Nicolas Sarkozy : le retour du déterminisme génétique
par Bertrand Lemaire
mardi 10 avril 2007
Si l’ex-ministre de l’Intérieur horrifie François Bayrou, il est surprenant qu’aucun autre candidat n’ait apporté de commentaire sur une « sortie » idéologique forte de Nicolas Sarkozy.
Il y a des concepts qui devraient avoir disparu à la fois parce que
l’expérience a démontré qu’ils étaient faux mais aussi parce que leur
application a, dans le passé, provoqué les pires horreurs de l’histoire
humaine.
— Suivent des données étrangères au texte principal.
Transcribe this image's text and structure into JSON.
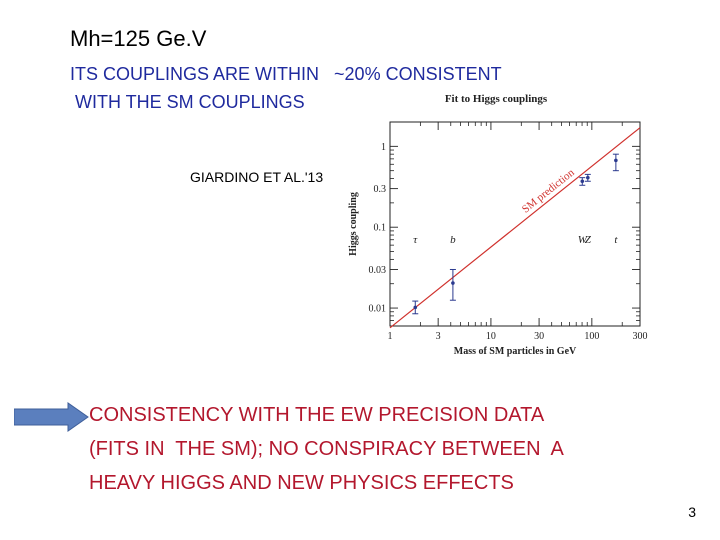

Le déterminisme génétique de l’être humain fait partie de
ceux-là.
Il y a des mots qui, aujourd’hui, comme "terrorisme" ou
"pédophilie", abolissent toute raison, c’est vrai. On en arrive à des
dialogues surréalistes, par exemple : "Mais il faut accepter la torture
sur des terroristes/pédophiles pour les faire avouer !", "Mais s’ils
n’avouent pas et qu’il n’y a pas de preuve, c’est qu’ils sont peut-être
innocents", "Ca serait ta fille qui aurait été violée et ta femme
déchiquetée dans l’attentat, tu ne serais pas avec ces ordures", "Mais
s’ils sont innocents, ce ne sont pas des ordures...", "Qu’on les fasse
avouer ! Qu’on les égorge !", etc. L’affaire d’Outreau a été
exemplaire dans ce mécanisme.
Mélangez les deux, ajoutez un zeste de démagogie et une bonne dose d’ambition personnelle démesurée, vous obtiendrez la dernière sortie de Nicolas Sarkozy sur les pédophiles et les suicidaires. Cette prise de position en a horrifié François Bayrou. Je suis peiné qu’aucun autre candidat n’ait réagi.
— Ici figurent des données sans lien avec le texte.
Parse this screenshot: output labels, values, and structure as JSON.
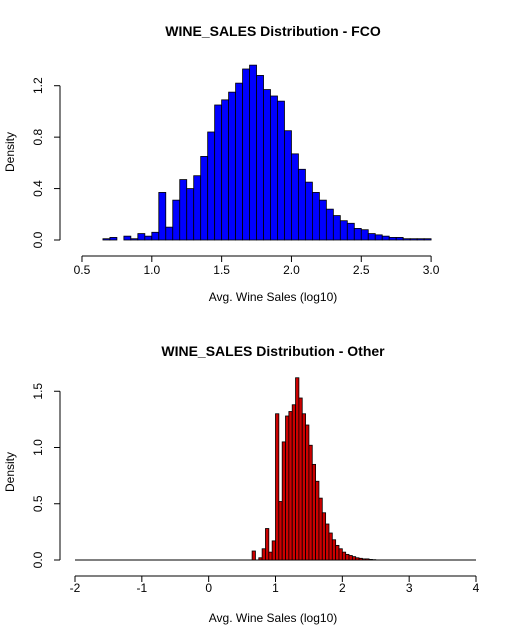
{
  "chart_data": [
    {
      "type": "bar",
      "subtype": "histogram",
      "title": "WINE_SALES Distribution - FCO",
      "xlabel": "Avg. Wine Sales (log10)",
      "ylabel": "Density",
      "xlim": [
        0.45,
        3.3
      ],
      "ylim": [
        0,
        1.4
      ],
      "xticks": [
        "0.5",
        "1.0",
        "1.5",
        "2.0",
        "2.5",
        "3.0"
      ],
      "yticks": [
        "0.0",
        "0.4",
        "0.8",
        "1.2"
      ],
      "fill_color": "#0000ff",
      "border_color": "#000000",
      "bin_start": 0.55,
      "bin_width": 0.05,
      "values": [
        0.0,
        0.0,
        0.01,
        0.02,
        0.0,
        0.03,
        0.01,
        0.05,
        0.03,
        0.06,
        0.37,
        0.1,
        0.31,
        0.47,
        0.4,
        0.5,
        0.65,
        0.84,
        1.05,
        1.09,
        1.15,
        1.22,
        1.33,
        1.36,
        1.28,
        1.17,
        1.12,
        1.08,
        0.85,
        0.67,
        0.55,
        0.45,
        0.37,
        0.31,
        0.24,
        0.19,
        0.15,
        0.13,
        0.09,
        0.08,
        0.05,
        0.04,
        0.03,
        0.02,
        0.02,
        0.01,
        0.01,
        0.01,
        0.01,
        0.0
      ]
    },
    {
      "type": "bar",
      "subtype": "histogram",
      "title": "WINE_SALES Distribution - Other",
      "xlabel": "Avg. Wine Sales (log10)",
      "ylabel": "Density",
      "xlim": [
        -2,
        4
      ],
      "ylim": [
        0,
        1.6
      ],
      "xticks": [
        "-2",
        "-1",
        "0",
        "1",
        "2",
        "3",
        "4"
      ],
      "yticks": [
        "0.0",
        "0.5",
        "1.0",
        "1.5"
      ],
      "fill_color": "#cc0000",
      "border_color": "#000000",
      "baseline_range": [
        -2,
        4
      ],
      "bin_start": 0.6,
      "bin_width": 0.05,
      "values": [
        0.0,
        0.08,
        0.0,
        0.02,
        0.1,
        0.28,
        0.07,
        0.17,
        1.3,
        0.52,
        1.05,
        1.28,
        1.32,
        1.38,
        1.62,
        1.44,
        1.3,
        1.2,
        1.02,
        0.85,
        0.7,
        0.55,
        0.42,
        0.32,
        0.24,
        0.18,
        0.13,
        0.1,
        0.07,
        0.05,
        0.04,
        0.03,
        0.02,
        0.015,
        0.01,
        0.01,
        0.005,
        0.003,
        0.0,
        0.0
      ]
    }
  ]
}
Pour résumer la position de l’ex-ministre de l’Intérieur, un pédophile ou un suicidaire ne doivent leur condition qu’à un fond génétique hérité de leurs parents. On comprend mieux, maintenant, l’acharnement de Nicolas Sarkozy à vouloir détecter les futurs délinquants potentiels dès l’école maternelle pour, sans doute, tout de suite les envoyer en prison... Enfin, soyons humains, dans une prison (réelle ou chimique) adaptée à leur condition et leur âge.
En toute bonne logique, il faudrait prévenir plutôt que guérir. Si le déterminisme génétique est juste, alors il faudrait, plutôt que de faire supporter la charge de futurs délinquants à la société, procéder à des avortements civiques. Et, comme cela coûte cher, l’idéal serait de stériliser les personnes à risques.
On pourrait évidemment mener de vrais campagnes de prévention et isoler les personnes à risque dans des centres fermés à l’écart des villes où le bon air leur apporterait un peu de bonheur dans une vie qui n’a pas toujours été gentille avec eux. Il serait également juste que la société ne supporte pas le coût de ces mesures, nécessaires pour sa propre sécurité mais qui sont dues avant tout à l’inconscience de certains parents irresponsables qui ont donné naissance à des gens inadaptés. Ces personnes auraient donc bien entendu à travailler dans les centres fermés bucoliques, travail qui leur permettrait de se libérer l’esprit de leurs pulsions désastreuses. Ce travail les rendant libres, pourquoi se plaindraient-ils ? Et, au terme, il conviendrait de les libérer définitivement. Bien sûr, il ne faut pas oublier les menaces autres que la pédophilie et l’insoumission au chef. Les avaricieux et les spéculateurs font beaucoup de mal à la société. Et on a pu constater que, génétiquement, de père en fils, certains étaient banquiers ou vendeurs de tissus. Il conviendrait donc de régler également leur cas. C’est ainsi qu’en glissant le long de la pente du déterminisme génétique, poussée par le vent de la démagogie, l’humanité a créé Auschwitz.
Chacun est responsable de ses choix. Il est vrai qu’il existe un "terrain" (comme on dit en génétique ou en homéopathie). Mais celui-ci est complexe et jamais purement génétique. L’hérédité, elle-même, doit être vue avec suspicion : il y a ce qui est transmis génétiquement mais aussi par les conditions de la grossesse (mère alcoolique, fumeuse...), par la prime enfance, par l’environnement social, par la réaction de la société face à l’individu (des êtres méprisés car petits peuvent devenir méchants ou ambitieux), etc.
Cette complexité et la responsabilité individuelle qui en découle sont ce qui justifie l’éducation, y compris ses aspects coercitifs, et, aussi, la punition des criminels.
Il faut se rendre à l’évidence : Nicolas Sarkozy multiplie les prises de position qui le placent davantage à l’extrême droite que Jean-Marie Le Pen.